В целом же американские исследователи экономического развития были в XIX веке слишком посредственными мыслителями, чтобы извлечь из политики Гамильтона сколько-нибудь существенные теоретические выводы (подобные попытки предпринимались бесталанным Кэри и некоторыми другими). Тем не менее, соответствующие выводы, ясные и красноречивые, были сделаны немецкими экономистами во главе с Фридрихом Листом. Идеи Листа, которого, безусловно, вдохновляла деятельность Гамильтона, сформировались в 1820-е годы во время его пребывания в США, где он принимал активное участие в общенациональных дискуссиях по экономическим вопросам. Задача экономики - которую немцы с тех пор чаще именовали не "политической экономией", а "национальной экономикой" (Nationaloekonomie) или "народным хозяйством" (Volkswirtschaft) - заключалась, по мнению Листа, в том, чтобы "довести до конца экономическое развитие нации и подготовить ее к вступлению во всемирное общество будущего". Едва ли стоит указывать, что подобное развитие должно было принять форму капиталистической индустриализации, которую решительно осуществляет сильная и энергичная буржуазия.
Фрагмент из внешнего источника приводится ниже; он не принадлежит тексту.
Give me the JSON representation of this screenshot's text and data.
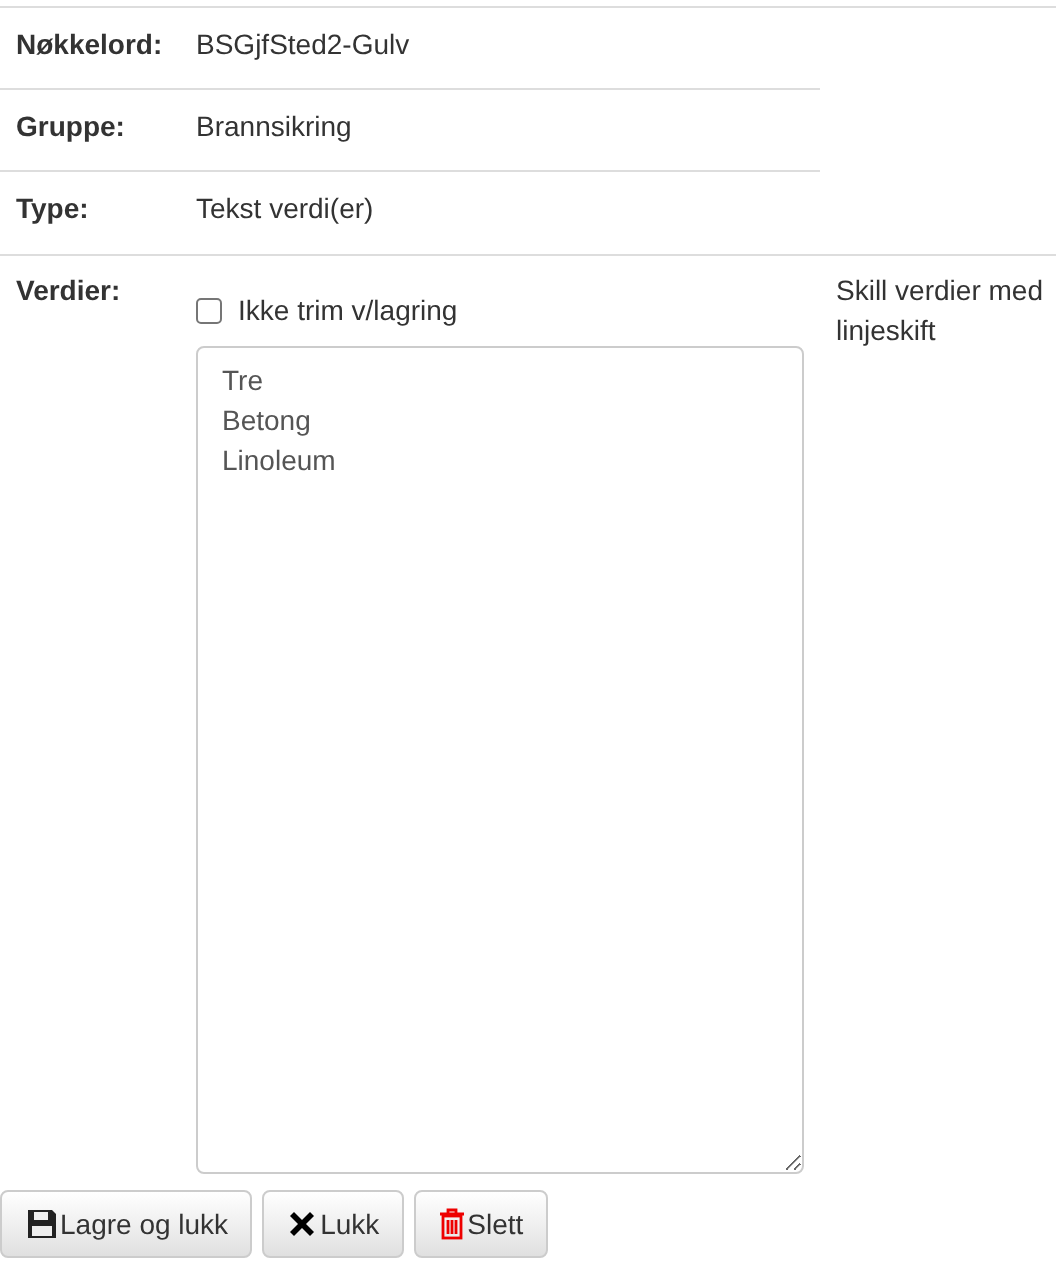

Однако, с нашей точки зрения, у Листа и у позднейшей "исторической школы" немецких экономистов, вдохновлявшихся его идеями (как это делали и экономические националисты других стран, вроде Артура Гриффита из Ирландии), самым интересным было то, что они четко сформулировали характерную особенность "либеральной" теории нации, что до них во внимание не принималось: чтобы образовать устойчивое и способное к развитию целое, нация должна обладать достаточными размерами. Если же она не достигает этого "порога", то для нее не существует исторического оправдания. Все это казалось слишком очевидным, чтобы требовать особых доказательств, и потому редко обсуждалось. Так, Dictionnaire politique Гарнье-Паже (1843) попросту находил "нелепым" то, что Бельгия и Португалия представляют собой независимые государства, поскольку они явным образом слишком малы. Джон Стюарт Милль оправдывал вполне очевидный национализм ирландцев тем, что они в конце концов "достаточно многочисленны, чтобы образовать крупную национальность". Другие с этим не соглашались, в том числе Мадзини и Кавур, хотя последние и были горячими поборниками национального принципа. И даже Новый Словарь Английского Языка определял слово "нация" не так, как это стало привычным в Британии после Дж. Ст. Милля, а как "значительную совокупность лиц", которая удовлетворяет необходимым требованиям (курсив наш. - Э. X. ).